Moreover, the Poll website lists only the ten most dangerous; we do not know how the other 183 countries fare. This is one of the differences between the Reuters Foundation poll and the Women, Peace and Security Index which was the subject of an earlier article.

The Poll site tells us who fares worst but there does not appear to be enough information from the poll in the public sphere to put this in any context, local or comparative. The Index lists all countries studied and so you can understand where and why one fares better and one worse.

The Poll rightly points to the lack of reliable and consistent data on safety and substitutes for this, expert interviews. This weakens the enterprise. The Index operationalises well-being and empowerment along three dimensions, inclusion, justice and security, each of which are made up of three measures. These measures are drawn from public domain databases, national and international. This data may be flawed but we could make the case that they are less subjective than a relatively small number of interviews.

If I were asked to differentiate substantively between the Reuters Poll and the WPS Index, I would also say that the Poll looks at ‘safety’ while the Index looks at ‘security.’ There is a difference.

Safety is one dimension of security, which is also determined by food security, health, well-being, livelihoods, rights and participation. Safety is the most immediate and tangible dimension of security, but without the rest, remains always imperilled. When our discourse focuses on safety, it is still possible to ask paternalistic and patriarchal questions about keeping ‘our women’ safe and putting them behind protective walls. Shifting the focus to security opens up questions about justice, equality and freedom, and the walls must be dismantled in order to address them fully.

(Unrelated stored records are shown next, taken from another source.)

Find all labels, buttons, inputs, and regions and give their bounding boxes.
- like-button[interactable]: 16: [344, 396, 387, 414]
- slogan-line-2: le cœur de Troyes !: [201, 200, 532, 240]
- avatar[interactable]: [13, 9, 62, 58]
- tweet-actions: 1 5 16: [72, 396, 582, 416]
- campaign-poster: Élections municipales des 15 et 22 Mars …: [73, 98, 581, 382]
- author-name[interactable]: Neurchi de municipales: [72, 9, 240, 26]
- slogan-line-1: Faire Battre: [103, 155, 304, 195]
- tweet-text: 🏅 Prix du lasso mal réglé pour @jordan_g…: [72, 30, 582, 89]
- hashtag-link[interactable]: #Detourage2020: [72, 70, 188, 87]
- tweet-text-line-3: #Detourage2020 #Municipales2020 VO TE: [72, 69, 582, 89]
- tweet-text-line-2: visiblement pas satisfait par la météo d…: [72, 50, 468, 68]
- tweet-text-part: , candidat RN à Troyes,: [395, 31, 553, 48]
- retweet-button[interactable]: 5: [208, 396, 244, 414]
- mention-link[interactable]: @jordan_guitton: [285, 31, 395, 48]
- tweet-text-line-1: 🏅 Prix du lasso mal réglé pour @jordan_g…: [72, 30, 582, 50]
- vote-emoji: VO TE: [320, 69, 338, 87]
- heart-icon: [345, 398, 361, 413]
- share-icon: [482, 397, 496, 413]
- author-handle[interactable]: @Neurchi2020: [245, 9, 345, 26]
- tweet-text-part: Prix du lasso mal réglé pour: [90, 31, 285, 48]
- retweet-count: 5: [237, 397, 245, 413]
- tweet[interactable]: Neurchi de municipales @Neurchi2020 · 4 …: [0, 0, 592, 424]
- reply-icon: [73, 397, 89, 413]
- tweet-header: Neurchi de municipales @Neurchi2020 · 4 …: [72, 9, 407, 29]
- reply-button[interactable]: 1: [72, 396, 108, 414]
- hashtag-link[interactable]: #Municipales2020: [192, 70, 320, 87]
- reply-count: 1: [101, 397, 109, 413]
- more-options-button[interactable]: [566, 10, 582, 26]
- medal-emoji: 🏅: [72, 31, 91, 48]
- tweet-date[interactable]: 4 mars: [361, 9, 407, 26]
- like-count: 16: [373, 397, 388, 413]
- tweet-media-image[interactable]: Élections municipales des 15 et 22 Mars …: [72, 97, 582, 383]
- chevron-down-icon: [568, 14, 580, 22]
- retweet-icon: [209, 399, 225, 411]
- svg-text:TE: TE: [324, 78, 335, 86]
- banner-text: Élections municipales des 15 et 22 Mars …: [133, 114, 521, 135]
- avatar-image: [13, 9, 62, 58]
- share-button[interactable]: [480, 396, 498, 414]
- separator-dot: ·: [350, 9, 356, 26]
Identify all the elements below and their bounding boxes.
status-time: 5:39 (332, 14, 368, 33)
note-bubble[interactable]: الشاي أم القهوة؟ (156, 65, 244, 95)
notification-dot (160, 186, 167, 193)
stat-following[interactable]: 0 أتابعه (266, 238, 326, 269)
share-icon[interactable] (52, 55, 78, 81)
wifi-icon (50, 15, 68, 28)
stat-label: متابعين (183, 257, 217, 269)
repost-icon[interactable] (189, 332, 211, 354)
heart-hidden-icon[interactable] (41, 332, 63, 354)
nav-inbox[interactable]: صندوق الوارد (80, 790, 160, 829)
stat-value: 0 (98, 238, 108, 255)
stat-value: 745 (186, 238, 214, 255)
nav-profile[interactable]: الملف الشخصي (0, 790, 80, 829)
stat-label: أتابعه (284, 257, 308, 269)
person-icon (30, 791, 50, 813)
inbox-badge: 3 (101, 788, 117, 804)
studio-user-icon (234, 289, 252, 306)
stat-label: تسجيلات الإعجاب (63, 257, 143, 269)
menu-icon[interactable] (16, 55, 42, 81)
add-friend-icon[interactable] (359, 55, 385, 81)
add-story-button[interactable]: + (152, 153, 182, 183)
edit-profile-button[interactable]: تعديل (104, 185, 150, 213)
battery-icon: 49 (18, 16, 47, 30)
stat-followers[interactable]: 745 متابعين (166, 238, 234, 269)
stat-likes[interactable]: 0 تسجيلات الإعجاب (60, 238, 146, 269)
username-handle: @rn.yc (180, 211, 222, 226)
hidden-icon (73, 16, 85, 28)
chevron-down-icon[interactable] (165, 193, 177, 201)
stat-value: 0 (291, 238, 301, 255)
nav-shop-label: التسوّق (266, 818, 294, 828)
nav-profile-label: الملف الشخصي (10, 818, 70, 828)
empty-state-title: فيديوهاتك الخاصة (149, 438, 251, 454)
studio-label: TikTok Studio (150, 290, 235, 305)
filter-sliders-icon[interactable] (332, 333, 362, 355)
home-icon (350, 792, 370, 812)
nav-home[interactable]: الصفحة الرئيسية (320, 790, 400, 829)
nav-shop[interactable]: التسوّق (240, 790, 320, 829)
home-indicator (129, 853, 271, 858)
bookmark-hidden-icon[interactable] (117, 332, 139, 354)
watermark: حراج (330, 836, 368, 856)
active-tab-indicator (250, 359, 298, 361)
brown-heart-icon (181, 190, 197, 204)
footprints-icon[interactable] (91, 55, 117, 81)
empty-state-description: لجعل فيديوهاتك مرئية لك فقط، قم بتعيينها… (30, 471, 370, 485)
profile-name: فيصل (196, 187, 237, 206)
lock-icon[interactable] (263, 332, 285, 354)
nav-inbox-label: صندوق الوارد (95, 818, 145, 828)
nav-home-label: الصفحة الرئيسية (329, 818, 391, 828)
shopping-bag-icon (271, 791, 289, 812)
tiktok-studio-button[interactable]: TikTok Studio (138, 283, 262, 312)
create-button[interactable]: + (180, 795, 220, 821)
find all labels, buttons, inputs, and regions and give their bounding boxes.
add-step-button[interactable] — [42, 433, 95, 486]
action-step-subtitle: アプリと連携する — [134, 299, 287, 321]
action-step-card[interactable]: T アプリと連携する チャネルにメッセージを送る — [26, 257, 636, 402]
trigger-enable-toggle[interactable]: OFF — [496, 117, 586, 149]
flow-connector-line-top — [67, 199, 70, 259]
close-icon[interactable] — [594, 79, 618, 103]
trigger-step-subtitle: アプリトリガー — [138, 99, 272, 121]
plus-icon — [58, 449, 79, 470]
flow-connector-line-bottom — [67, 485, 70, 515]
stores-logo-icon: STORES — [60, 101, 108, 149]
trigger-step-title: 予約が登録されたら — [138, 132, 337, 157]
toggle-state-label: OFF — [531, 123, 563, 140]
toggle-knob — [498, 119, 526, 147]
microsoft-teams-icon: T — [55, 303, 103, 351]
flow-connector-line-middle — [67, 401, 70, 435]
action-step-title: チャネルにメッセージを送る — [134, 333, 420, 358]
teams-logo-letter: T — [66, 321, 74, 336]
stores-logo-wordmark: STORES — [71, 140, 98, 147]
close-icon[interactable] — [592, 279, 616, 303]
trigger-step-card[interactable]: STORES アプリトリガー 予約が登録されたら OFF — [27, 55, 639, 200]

Asking about a narrow subject—safety—within a small community of anonymous experts, the Reuters Poll may be well-intentioned but it could lead our discussions in unproductive directions. Yes, the dramatic label ‘most dangerous’ draws our attention but it does not seem to do so in a productive manner. And when we use it, perhaps like a bright highlighter to emphasise the import of our work, we do not necessarily expand the potential of our work to make real change. We simply impress in the moment, and only those who may neither know the issue nor the places involved.

Should the Reuters Foundation cease and desist in its polling efforts because they are flawed? Of course not. Any kind of story-telling around gender-based violence can only help us raise levels of awareness and social responsibility.

The Foundation is correct in saying in defence of its methodology there is not enough consistent data that can be used reliably. Reliable empirical research is expensive and complicated; but doing nothing may be worse. For those who like numerical measures, this poll is a useful dipstick and it serves the purpose of getting us to talk about violence, how common it is, how we are doing so little about it and also, how little good data we have.

Perhaps, we are the ones who need to change our perspective and not see the Poll as a final, authoritative verdict, to be swallowed or challenged, but simply as one way to capture a story that is worth telling a hundred times till it changes. Getting angry about the Poll misses the point it tries to make. That energy is better used changing the world.